THE INFLUENCE OF PLAYING SURFACES ON TENNIS INJURIES
The cold hard facts are there. The research has been undertaken globally. Biomechanical experts have published their findings, and the elite tennis players have succumbed! Tennis players start young, and want to enjoy their sport well into their retirement years, but they cannot do so on hard court surfaces. This is proven. World-wide, there is clear evidence that the trend for hard court installations is matched by a decrease of player activity, and conversely, in countries where there is an increase in clay court installations, there is a parallel of escalating player participation, activity and performance.
A paper prepared by Benno M. Nigg, Professor of Biomechanics, at the University of Calgary, Canada, emphasised that “surfaces that allowed sliding resulted in about 75% fewer injuries than surfaces which did not”.
It is important to stress the difference between “slide” and “slip”. The characteristics displayed by synthetic grass surfaces are every bit as dangerous as hard courts, maybe more so. Also, the so called “cushion surfaces” are causing even more injuries, and these damages to the muscle-skeletal system are not limited only to ankles, knees, hips and backs.
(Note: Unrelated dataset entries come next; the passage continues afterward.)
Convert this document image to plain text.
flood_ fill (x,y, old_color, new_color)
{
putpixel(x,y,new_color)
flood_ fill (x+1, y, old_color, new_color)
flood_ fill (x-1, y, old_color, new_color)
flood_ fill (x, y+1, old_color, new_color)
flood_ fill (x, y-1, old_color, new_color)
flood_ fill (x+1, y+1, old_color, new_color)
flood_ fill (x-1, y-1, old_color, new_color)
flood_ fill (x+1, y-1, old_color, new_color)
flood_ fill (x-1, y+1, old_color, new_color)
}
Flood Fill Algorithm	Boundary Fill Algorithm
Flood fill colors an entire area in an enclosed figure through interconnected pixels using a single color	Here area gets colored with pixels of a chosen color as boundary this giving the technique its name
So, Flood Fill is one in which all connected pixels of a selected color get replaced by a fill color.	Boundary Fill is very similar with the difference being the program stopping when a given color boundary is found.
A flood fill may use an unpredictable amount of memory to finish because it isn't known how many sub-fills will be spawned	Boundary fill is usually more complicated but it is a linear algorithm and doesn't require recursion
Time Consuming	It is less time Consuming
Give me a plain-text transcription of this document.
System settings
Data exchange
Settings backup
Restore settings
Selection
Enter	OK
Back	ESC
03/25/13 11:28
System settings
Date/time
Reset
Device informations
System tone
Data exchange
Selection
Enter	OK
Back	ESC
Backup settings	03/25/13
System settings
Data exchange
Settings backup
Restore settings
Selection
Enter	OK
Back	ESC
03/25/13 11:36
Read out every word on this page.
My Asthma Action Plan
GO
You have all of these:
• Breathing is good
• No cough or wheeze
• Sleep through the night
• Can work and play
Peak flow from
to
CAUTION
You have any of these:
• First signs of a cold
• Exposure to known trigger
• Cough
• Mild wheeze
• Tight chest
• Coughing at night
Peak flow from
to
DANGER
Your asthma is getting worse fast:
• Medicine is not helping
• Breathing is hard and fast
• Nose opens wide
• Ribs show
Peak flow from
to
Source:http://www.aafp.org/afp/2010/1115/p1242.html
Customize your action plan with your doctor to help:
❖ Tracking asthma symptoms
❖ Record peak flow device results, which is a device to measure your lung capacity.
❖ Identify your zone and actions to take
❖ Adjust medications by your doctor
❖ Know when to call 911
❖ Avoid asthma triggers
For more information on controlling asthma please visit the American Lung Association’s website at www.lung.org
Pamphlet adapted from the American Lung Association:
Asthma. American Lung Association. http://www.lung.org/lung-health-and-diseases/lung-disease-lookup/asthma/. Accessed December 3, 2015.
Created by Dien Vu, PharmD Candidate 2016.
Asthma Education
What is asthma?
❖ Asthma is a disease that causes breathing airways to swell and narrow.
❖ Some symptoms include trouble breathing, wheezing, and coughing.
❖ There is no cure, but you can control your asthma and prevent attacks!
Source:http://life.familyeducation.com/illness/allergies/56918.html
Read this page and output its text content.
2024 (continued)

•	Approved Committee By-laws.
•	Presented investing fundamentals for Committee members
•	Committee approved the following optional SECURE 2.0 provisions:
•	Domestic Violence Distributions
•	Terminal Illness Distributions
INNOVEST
The message is clear. The warnings should be made throughout sports’ administrators, coaches, recreation officers, and of course, parents. Quite apart from the looming threats of litigation now developing through the ‘elite’ players, whose careers are being cut short, the high costs associated with public liability insurance will soon become apparent. The guardians of health and safety in sport will have to focus on the replacement of hard surfaces (including synthetic grass) with clay. Of course, this will ultimately lead to better players, and the benefit of more participants across the full age spectrum.
MEDICAL REPORT


Tennis is a sport of many and varied physical movements. It is primarily a “throwing action” sport; the service action being a vital component of tennis. The backhand and forehand shots involve different technical movements. With regard to the lower limbs, the essential element is running but you have to consider sudden stopping, momentum and thrust, as well as turning and changes of direction.
Considerations of intensity, age levels and the physical characteristics are varied. Certain exertions are relatively specific and normal whilst others are more extreme.
Articulation of the Shoulder
Nerve damage to the deltoid is particularly frequent. The nerve emanating from the C5/C6 roots, and relatively thin (about 20cm) in length, finishes in the muscle of the large deltoid, which is located on the spinal edge of the scapula. During movements of high amplitude of the scapula, which are necessary in the service motion, the position of the head and that of the arm can cause this nerve to tense-up under repetition, and can lead to temporary paralysis.
There is uncertainty in the clinical diagnosis of this symptom, which is nonconforming and is often characterised by posterior pains, a hot sensation, and some times by irritations in the upper limb and even pain in the elbow. These pains can represent neurological reactions but also elements of adaptation or compensation.
The analysis of the shoulder is not simple. Sometimes this attack of the deltoid nerve can be associated with the scapular nerve, located in the upper side of the scapular. They appear as stressed muscles or those on the level of the spine of the scapula. Only the stressed muscles are affected.
Private clinics have difficulty in assessing damage to the scapula, which remains a common characteristic. Repetitive overuse and fatigue will emphasise the inefficiency of this large deltoid. Often the clinical examination does not evaluate massage and electro stimulate. However when an operator carries it out, it is possible to identify the damage. Total rest from physical activity is imperative. A manual analytical rehabilitation, sometimes associated with electro stimulation, makes it possible to cure the problem within three to six months.
(Pat Rafter’s well documented shoulder injury is typical of the above observation.)